How to Draw Using Deterministic Algorithm

  1. Enter the IFS code manually or open an ifs file from disk.
  2. Select Draw/Deterministic (or press F8).
  3. From the Draw menu, add a picture to represent the initial set. This can be the same as the polygon in the design window (either outlined or filled), a line, a rectangle (which includes a square), a triangle (either equilateral, right triangle, or arbitrary where you give the coordinates of the vertices), a regular polygon of up to nine sides, or a circle. When using the design polygon, a dialog box will allow you to set the line thickness and color of the lines in the polygon. Choosing the filled design polygon brings up a dialog box in which you can also choose the fill color. The boundary can be either visible or invisible. Choosing a line will bring up a dialog box in which you can choose the endpoints, color, and thickness. Choosing a rectangle, triangle, regular polygon, or circle will bring up a dialog box in which you can choose the size, line thickness, the style (outline or filled), and the line and fill colors. In all cases you can also toggle a check box to draw the iterations using the colors of the initial image or the IFS coloring scheme. If you right click on the fill color command button, the selected color will also be used for the line color. Alternatively, you can use an image loaded from disk or pasted from the clipboard as the initial set. In this case the default coloring scheme will be to use the image colors. You can use a "point" by making a square of very small height and width, or a circle of small radius. The program will attempt to scale the fractal window so that the initial set and all iterates will appear inside the window, but it may still be necessary to zoom out a bit (press Page Down) or shift the window if an appropriate choice is not made so that all the iterations will appear in the window.

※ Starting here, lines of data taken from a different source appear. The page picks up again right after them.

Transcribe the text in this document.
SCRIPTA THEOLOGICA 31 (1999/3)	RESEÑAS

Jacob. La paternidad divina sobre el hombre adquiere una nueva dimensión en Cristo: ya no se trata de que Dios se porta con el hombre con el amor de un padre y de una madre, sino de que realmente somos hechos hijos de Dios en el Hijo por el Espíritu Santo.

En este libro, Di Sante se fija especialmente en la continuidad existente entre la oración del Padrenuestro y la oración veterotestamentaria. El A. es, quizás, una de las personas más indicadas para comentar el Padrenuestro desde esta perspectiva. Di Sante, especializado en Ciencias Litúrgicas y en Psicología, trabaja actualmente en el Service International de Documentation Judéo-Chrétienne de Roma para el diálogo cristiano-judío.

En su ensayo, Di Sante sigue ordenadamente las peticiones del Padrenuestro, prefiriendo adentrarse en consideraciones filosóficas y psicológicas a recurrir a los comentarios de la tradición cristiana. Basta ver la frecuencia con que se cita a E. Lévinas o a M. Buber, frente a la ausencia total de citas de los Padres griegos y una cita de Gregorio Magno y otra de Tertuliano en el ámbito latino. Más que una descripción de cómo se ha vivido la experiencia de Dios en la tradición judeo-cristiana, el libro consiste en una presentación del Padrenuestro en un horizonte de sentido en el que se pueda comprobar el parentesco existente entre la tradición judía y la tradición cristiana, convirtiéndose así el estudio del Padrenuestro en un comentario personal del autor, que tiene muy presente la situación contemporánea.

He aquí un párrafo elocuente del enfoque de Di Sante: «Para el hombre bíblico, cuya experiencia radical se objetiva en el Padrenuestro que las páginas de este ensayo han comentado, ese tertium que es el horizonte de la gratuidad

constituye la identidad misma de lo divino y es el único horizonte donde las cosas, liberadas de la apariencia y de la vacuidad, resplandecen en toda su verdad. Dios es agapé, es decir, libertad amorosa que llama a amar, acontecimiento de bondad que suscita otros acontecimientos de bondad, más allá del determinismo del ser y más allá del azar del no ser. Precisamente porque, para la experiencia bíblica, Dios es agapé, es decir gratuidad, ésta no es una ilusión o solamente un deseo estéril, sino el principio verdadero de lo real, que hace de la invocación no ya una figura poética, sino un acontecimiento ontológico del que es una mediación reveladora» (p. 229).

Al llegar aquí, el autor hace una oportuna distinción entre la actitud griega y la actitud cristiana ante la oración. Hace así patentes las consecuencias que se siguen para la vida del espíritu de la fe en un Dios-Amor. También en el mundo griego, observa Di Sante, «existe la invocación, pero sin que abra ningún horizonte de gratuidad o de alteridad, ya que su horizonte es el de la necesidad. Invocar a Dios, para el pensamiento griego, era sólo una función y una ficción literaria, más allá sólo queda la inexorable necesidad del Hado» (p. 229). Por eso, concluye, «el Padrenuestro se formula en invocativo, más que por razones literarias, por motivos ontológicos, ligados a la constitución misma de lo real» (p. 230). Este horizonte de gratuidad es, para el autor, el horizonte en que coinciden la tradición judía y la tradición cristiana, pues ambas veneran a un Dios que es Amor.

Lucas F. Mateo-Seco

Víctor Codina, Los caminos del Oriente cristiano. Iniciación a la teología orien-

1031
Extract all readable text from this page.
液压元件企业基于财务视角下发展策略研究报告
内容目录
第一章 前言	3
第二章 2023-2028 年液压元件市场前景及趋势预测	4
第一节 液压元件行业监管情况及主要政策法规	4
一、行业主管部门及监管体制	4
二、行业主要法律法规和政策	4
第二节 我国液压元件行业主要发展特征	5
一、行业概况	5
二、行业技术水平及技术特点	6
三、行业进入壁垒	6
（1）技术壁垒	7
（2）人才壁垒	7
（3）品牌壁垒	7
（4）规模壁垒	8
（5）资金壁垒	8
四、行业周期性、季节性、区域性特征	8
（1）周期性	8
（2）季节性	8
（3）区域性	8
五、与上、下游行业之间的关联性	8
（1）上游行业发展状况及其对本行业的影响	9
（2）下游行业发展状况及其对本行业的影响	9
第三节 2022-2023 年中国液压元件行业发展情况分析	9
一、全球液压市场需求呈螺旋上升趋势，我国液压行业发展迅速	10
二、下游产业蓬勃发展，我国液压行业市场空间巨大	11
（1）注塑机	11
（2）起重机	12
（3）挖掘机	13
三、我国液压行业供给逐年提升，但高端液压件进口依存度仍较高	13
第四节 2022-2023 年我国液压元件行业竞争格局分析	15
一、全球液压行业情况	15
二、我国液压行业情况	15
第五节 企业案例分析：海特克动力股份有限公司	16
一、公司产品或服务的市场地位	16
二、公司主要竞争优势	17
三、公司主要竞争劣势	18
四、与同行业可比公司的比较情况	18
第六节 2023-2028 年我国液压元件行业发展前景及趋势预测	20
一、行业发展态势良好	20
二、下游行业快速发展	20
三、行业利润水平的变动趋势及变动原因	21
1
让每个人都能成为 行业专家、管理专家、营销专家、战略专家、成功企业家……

  4. When you select an initial set from a disk image or pasted from the clipboard, the image will appear with dashed lines around the edges. While the dashed lines are present, you can move the image around the fractal window to a desired location. You can display the axes or the grid to help guide your placement by pressing ctrl-A or ctrl-G, respectively. If you right click on the image while the dashed lines are present, a popup menu will appear that allows you to bring up a dialog box to set the precise location of the image (based on one of the four corners) as well as change the width and height. Or you can choose to resize the image manually. In this case, grab handles will appear in the corners and along each edge which you can use to resize the image. Once the image is where you want it, press the escape key or click anywhere outside the image to set its location and erase the dashed lines around the edges.
  5. You can reselect an initial set image by pressing the escape key before any iterations are done (iteration count equals 0). This allows you to move or resize the image. Press the escape key again or click outside the image to deselect the image.
  6. From the Draw\Deterministic Colors submenu, choose the coloring scheme. Choose "Use IFS Colors" to draw using the colors associated with each function. Choose "Use Image Colors" to preserve the colors of the image. This is particularly useful if you load an image from a file to use as the initial set, and therefore this color scheme will be the default choice for that case.
  7. Ordinarily the previous image will be erased before the next iterate is drawn. Choose Draw\Overlay Images to prevent this. This can produce some interesting results (see below). The color used for each iteration is determined by the current IFS color palette. You can edit the palette and save it, then load that palette at a later time.
  8. Select Draw/Draw (ctrl-D) or click the Draw button on the main toolbar [] or the Draw button on the fractal window toolbar () to do one iteration.
  9. You can press Q to quit the computation of an iteration before the image is drawn (while the progress bar is not complete), as long as recursion is not being used.